Girls are taught a lot of stuff growing up. If a guy punches you he likes you. Never try to trim your own bangs and someday you will meet a wonderful guy and get your very own happy ending. Every movie we see, Every story we're told implores us to wait for it, the third act twist, the unexpected declaration of love, the exception to the rule. But sometimes we're so focused on finding our happy ending we don't learn how to read the signs. How to tell from the ones who want us and the ones who don't, the ones who will stay and the ones who will leave. And maybe a happy ending doesn't include a guy, maybe... it's you, on your own, picking up the pieces and starting over, freeing yourself up for something better in the future. Maybe the happy ending is... just... moving on.
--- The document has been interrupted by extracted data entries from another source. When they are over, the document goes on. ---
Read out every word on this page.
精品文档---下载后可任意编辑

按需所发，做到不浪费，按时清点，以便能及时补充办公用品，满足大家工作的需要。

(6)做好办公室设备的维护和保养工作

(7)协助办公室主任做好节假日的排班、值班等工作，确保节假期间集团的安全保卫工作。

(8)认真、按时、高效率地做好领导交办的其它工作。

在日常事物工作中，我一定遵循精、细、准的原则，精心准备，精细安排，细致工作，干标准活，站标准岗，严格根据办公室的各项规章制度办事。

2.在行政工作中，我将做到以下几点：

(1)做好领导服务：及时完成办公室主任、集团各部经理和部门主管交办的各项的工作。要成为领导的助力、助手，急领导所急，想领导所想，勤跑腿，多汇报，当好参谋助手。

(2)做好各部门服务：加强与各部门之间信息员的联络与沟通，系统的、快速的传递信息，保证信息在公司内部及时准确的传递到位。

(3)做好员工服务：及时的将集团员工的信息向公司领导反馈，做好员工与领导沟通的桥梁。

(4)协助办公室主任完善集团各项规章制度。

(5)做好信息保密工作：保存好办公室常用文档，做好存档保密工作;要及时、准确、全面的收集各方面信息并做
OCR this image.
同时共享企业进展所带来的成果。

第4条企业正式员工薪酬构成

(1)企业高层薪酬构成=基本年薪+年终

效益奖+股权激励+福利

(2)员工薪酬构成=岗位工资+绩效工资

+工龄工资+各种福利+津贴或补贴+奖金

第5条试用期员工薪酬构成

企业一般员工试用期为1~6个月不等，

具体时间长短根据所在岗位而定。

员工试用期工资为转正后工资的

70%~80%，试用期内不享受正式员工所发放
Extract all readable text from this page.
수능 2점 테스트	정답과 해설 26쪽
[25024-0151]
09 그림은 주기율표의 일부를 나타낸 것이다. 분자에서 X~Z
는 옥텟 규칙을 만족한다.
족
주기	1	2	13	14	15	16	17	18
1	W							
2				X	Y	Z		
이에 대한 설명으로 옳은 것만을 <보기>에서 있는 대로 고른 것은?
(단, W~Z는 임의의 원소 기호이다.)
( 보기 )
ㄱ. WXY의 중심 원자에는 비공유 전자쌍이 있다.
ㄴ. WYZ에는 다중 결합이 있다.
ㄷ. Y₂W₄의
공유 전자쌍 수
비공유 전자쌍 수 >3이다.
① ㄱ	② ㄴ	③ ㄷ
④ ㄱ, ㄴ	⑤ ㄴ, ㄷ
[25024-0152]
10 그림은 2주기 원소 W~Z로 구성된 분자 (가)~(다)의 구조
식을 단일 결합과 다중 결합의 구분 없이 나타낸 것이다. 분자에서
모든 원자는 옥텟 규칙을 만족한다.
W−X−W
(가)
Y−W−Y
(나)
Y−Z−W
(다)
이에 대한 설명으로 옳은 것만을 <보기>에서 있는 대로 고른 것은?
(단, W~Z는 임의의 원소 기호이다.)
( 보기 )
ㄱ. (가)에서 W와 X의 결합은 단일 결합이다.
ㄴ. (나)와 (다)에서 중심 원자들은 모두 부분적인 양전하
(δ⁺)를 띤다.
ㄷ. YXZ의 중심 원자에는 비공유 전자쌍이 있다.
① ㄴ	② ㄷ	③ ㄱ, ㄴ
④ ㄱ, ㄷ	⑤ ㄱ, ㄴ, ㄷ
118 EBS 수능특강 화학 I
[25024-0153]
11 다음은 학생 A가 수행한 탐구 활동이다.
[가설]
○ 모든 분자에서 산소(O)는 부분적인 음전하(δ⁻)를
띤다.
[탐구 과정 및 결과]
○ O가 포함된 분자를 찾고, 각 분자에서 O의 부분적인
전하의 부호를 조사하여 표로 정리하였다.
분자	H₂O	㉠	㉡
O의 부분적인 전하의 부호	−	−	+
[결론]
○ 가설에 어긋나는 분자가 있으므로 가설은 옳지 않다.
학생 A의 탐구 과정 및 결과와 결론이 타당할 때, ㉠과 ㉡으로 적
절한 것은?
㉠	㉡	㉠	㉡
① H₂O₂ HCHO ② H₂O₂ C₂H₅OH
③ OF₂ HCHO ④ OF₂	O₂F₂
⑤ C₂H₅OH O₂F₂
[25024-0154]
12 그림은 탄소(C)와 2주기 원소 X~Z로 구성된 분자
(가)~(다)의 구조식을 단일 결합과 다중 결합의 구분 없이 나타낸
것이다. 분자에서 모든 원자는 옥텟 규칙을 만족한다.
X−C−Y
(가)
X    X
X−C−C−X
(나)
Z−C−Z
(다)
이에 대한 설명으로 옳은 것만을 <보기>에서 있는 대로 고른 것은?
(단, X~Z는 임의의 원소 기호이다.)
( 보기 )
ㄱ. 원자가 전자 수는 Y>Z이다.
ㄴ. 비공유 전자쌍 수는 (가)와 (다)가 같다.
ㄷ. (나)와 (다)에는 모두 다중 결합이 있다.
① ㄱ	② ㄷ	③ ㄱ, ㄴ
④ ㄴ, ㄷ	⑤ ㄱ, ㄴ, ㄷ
Or maybe the happy ending is this, knowing after all the unreturned phone calls, broken-hearts, through the blunders and misread signals, through all the pain and embarrassment you never gave up hope. ~ Gigi from "He's Just Not That Into You"
If you had asked me three months ago, 6 months ago, a year ago, what a happy ending meant to me, I would probably have said that it meant forever love. That, in relationship terms, it meant that everything worked out perfectly and we were perfectly happy in our perfect little romance.
A lot has changed since then.
I started this blog off with that bit of monologue from the movie "He's Just Not That Into You" because in a lot of ways, it sums up my experience in the dating the world. Especially the part at the end. The part about the happy ending being that through an entire host of painfully awkward moments, at the end, I've come out still holding onto hope. While the entire thing is applicable to my life, that final sentence rings extremely true. I could lie and say it's been a breeze, that getting to this place hasn't been painful and full of tears and heartbreak, but I won't. It has been full of pain and tears and hurt and loss. And there are still moments when I mourn that loss- and in a lot of cases, more of what might have been than what really was. Because in most cases, what might have been is really beautiful. This idealized view of failed relationships is what catches a lot of us and causes a lot of problems (and a lot of awkward moments).
And while it is not easy, there aren't a lot of options. You either move on or you don't. Like most of us, I've wasted a lot of time refusing to move on and refusing to read the signs for what they were really saying instead of what I hoped that they were saying. But hey- you live, you learn, you do better next time.
Right- where was I? Oh, that's right. Hope. In this life, all we can ask for is that when a chapter closes, even if it's one of those chapters where the hero was just captured and tortured and it's a cliffhanger and you really really REALLY dislike the author for leaving your heart breaking, that you are able to start the next chapter with hope for what is to come. Hope that the hero will heal and will go on to kick enemy butt. Hope that someone will be there to help the hero pick up all of the pieces. Hope that in the end, some good will have come from the pain and suffering and that the next chapter will be amazing and make up for the fact that you were left hanging from a really cheap rope that gave you really bad rope burn.
And inevitably, it happens. You meet someone. Sparks fly. Rope burn heals. And that, as they say, is that.